The goal of this new step is described as follows:
“… competitive dialogue is essentially aimed at defining or developing with each selected tenderer a solution likely to fulfil the public body’s needs, which solution will be the basis on which each tenderer will be invited to submit a final tender. In particular, the dialogue pertains to the technological means capable of fulfilling the public body’s needs, the timetable for providing the services, as well as various contractual terms and conditions.”
This competitive-dialogue stage seems to be inspired by amendments made to municipal statutes regarding contracts entered into by municipalities for the operation of cultural, recreational or community facilities and convention or trade fair centres. These amendments, made following the adoption of a special act of the legislature pertaining to the new amphitheatre in Quebec City, allow municipalities to hold individual discussions with each bidder after the bids are opened, in order to clarify technical and financial aspects of the contemplated projects, thereby facilitating the filing of a final submission that takes into account the upshot of those discussions.
The draft regulation thus opens the door to the inclusion of a stage of competitive dialogue where a public body’s needs involve “a high level of “complexity”. This wording gives broad discretion to public bodies wishing to avail themselves of the benefits of a process of competitive dialogue.
The exchanges that occur during the competitive dialogue stage must take place in the presence of an independent process auditor designated by the public body, such that the dialogue is held in a manner that is fair to all bidders and ensures the transparency of the ongoing contracting process.
If, after the competitive dialogue stage, there are a number of solutions likely to fulfil the public body’s needs, the draft regulation provides for the submission of a final tender consisting of a price quote and a demonstration of the quality of the solution discussed and defined during the dialogue.

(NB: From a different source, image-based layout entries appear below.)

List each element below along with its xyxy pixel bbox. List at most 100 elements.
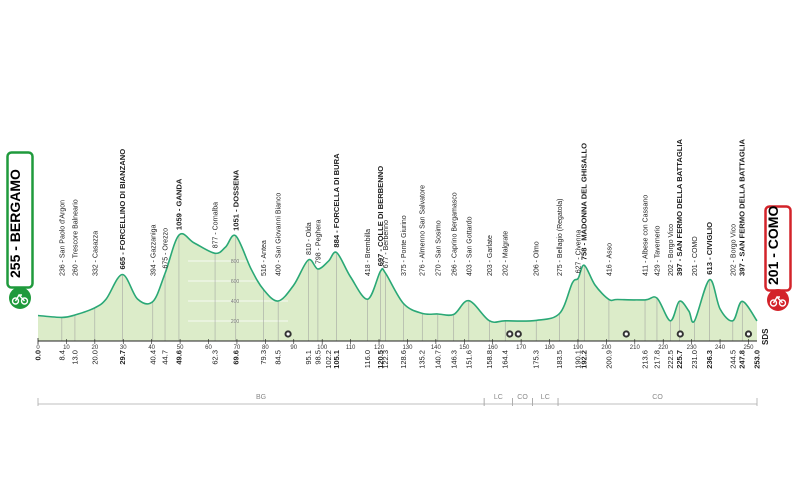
- location-label: 275 - Bellagio (Regatola): [557, 199, 564, 276]
- km-label: 84.5: [274, 350, 283, 365]
- elevation-tick-label: 200: [231, 319, 240, 325]
- axis-tick-label: 210: [630, 345, 641, 351]
- axis-tick-label: 150: [459, 345, 470, 351]
- km-label: 140.7: [433, 350, 442, 369]
- km-label: 253.0: [753, 350, 762, 369]
- province-label: LC: [494, 394, 503, 401]
- km-label: 20.0: [90, 350, 99, 365]
- km-label: 236.3: [705, 350, 714, 369]
- km-label: 225.7: [675, 350, 684, 369]
- km-label: 190.1: [574, 350, 583, 369]
- axis-tick-label: 50: [177, 345, 184, 351]
- axis-tick-label: 250: [743, 345, 754, 351]
- start-badge: 255 - BERGAMO: [6, 151, 34, 311]
- axis-tick-label: 160: [488, 345, 499, 351]
- location-label: 877 - Cornalba: [213, 202, 220, 248]
- location-label: 394 - Gazzaniga: [150, 225, 157, 276]
- location-label: 516 - Antea: [261, 240, 268, 276]
- location-label: 418 - Brembilla: [365, 229, 372, 276]
- finish-label: 201 - COMO: [765, 206, 781, 285]
- km-label: 95.1: [304, 350, 313, 365]
- cyclist-icon: [767, 289, 789, 311]
- axis-tick-label: 70: [234, 345, 241, 351]
- distance-axis: 0 10 20 30 40 50 60 70 80 90 100 110 120 130 140 150 160…: [36, 338, 757, 351]
- location-label: 798 - Peghera: [315, 220, 322, 264]
- sprint-marker-dot: [286, 332, 290, 336]
- km-label: 175.3: [532, 350, 541, 369]
- location-label: 665 - FORCELLINO DI BIANZANO: [118, 149, 127, 270]
- km-label: 102.2: [324, 350, 333, 369]
- location-label: 429 - Tavernerio: [654, 225, 661, 276]
- province-label: BG: [256, 394, 266, 401]
- finish-badge: 201 - COMO: [764, 205, 792, 313]
- km-label: 146.3: [449, 350, 458, 369]
- location-label: 202 - Borgo Vico: [730, 224, 737, 276]
- location-label: 403 - San Gottardo: [466, 216, 473, 276]
- km-label: 164.4: [501, 350, 510, 369]
- km-label: 244.5: [728, 350, 737, 369]
- km-label: 192.2: [580, 350, 589, 369]
- km-label: 122.3: [381, 350, 390, 369]
- axis-tick-label: 0: [36, 345, 40, 351]
- location-label: 613 - CIVIGLIO: [705, 222, 714, 275]
- location-label: 627 - Civenna: [576, 230, 583, 274]
- km-label: 222.5: [666, 350, 675, 369]
- km-label: 217.8: [652, 350, 661, 369]
- location-label: 697 - COLLE DI BERBENNO: [376, 166, 385, 267]
- km-label: 135.2: [418, 350, 427, 369]
- profile-fill: [38, 233, 757, 341]
- axis-tick-label: 10: [63, 345, 70, 351]
- axis-tick-label: 170: [516, 345, 527, 351]
- brand-text: SDS: [761, 328, 770, 345]
- km-label: 13.0: [70, 350, 79, 365]
- province-label: LC: [541, 394, 550, 401]
- location-label: 1051 - DOSSENA: [231, 169, 240, 231]
- location-drop-lines: [61, 235, 743, 341]
- elevation-gridlines: 200 400 600 800: [188, 259, 288, 325]
- elevation-tick-label: 600: [231, 279, 240, 285]
- location-label: 400 - San Giovanni Bianco: [276, 193, 283, 276]
- sprint-marker-dot: [516, 332, 520, 336]
- km-label: 79.3: [259, 350, 268, 365]
- km-label: 231.0: [690, 350, 699, 369]
- cyclist-icon: [9, 287, 31, 309]
- axis-tick-label: 220: [658, 345, 669, 351]
- km-label: 183.5: [555, 350, 564, 369]
- km-label: 29.7: [118, 350, 127, 365]
- sprint-markers: [284, 330, 753, 338]
- location-label: 1059 - GANDA: [174, 178, 183, 230]
- km-label: 69.6: [231, 350, 240, 365]
- location-label: 884 - FORCELLA DI BURA: [332, 153, 341, 248]
- km-label: 0.0: [34, 350, 43, 360]
- km-label: 151.6: [464, 350, 473, 369]
- axis-tick-label: 20: [91, 345, 98, 351]
- location-label: 332 - Casazza: [92, 231, 99, 276]
- sprint-marker-dot: [678, 332, 682, 336]
- profile-stroke: [37, 232, 758, 324]
- location-label: 397 - SAN FERMO DELLA BATTAGLIA: [738, 139, 747, 276]
- sprint-marker-dot: [746, 332, 751, 336]
- elevation-tick-label: 800: [231, 259, 240, 265]
- axis-tick-label: 200: [601, 345, 612, 351]
- km-label: 158.8: [485, 350, 494, 369]
- axis-tick-label: 30: [120, 345, 127, 351]
- location-label: 201 - COMO: [692, 236, 699, 276]
- location-label: 375 - Ponte Giurino: [401, 215, 408, 276]
- km-label: 247.8: [738, 350, 747, 369]
- location-label: 203 - Garlate: [487, 235, 494, 276]
- location-label: 260 - Trescore Balneario: [72, 199, 79, 276]
- location-label: 810 - Olda: [306, 222, 313, 255]
- axis-tick-label: 180: [545, 345, 556, 351]
- km-label: 8.4: [57, 350, 66, 360]
- location-label: 236 - San Paolo d'Argon: [59, 200, 66, 276]
- km-label: 105.1: [332, 350, 341, 369]
- axis-tick-label: 110: [346, 345, 356, 351]
- location-label: 675 - Orezzo: [163, 228, 170, 269]
- elevation-tick-label: 400: [231, 299, 240, 305]
- km-label: 128.6: [399, 350, 408, 369]
- province-bands: BG LC CO LC CO: [37, 394, 758, 406]
- axis-tick-label: 60: [205, 345, 212, 351]
- location-label: 758 - MADONNA DEL GHISALLO: [580, 143, 589, 260]
- km-label: 40.4: [148, 350, 157, 365]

Issues related to bidders’ intellectual property
From the standpoint of IT goods and services providers, the nature of communications during the “competitive dialogue” stage will necessitate precautions and undertakings regarding the protection of a bidder’s intellectual property disclosed in the bid process. By way of example, consider the preliminary functional analysis and the architecture of a solution proposed and discussed with representatives of the public body, who will simultaneously be having such discussions with other bidders in connection with the call for tenders.
In this regard it will be interesting to see what provisions public entities add to their call-for-tender documents in order to reassure bidders about the protection that will be afforded to their intellectual property.
Provisions specific to cloud-computing services
The draft regulation also contains wording giving rise to the possibility of entering into a contract by mutual agreement for the provision of cloud-computing goods and services, provided the supplier or service provider has concluded a framework agreement with the Centre de services partagés du Québec (CSPQ). The draft regulation makes reference to an order in council adopted on October 28, 2015 wherein the Quebec government gives a specific mandate to the CSPQ to make available offers of cloud-computing services by calling for proposals for a number of different services with a view to concluding framework agreements with various providers.
We can thus anticipate the publication by the CSPQ of calls for proposals that include a description of the government’s requirements in terms of security and governance measures to ensure the confidentiality, integrity and availability of its documents and information.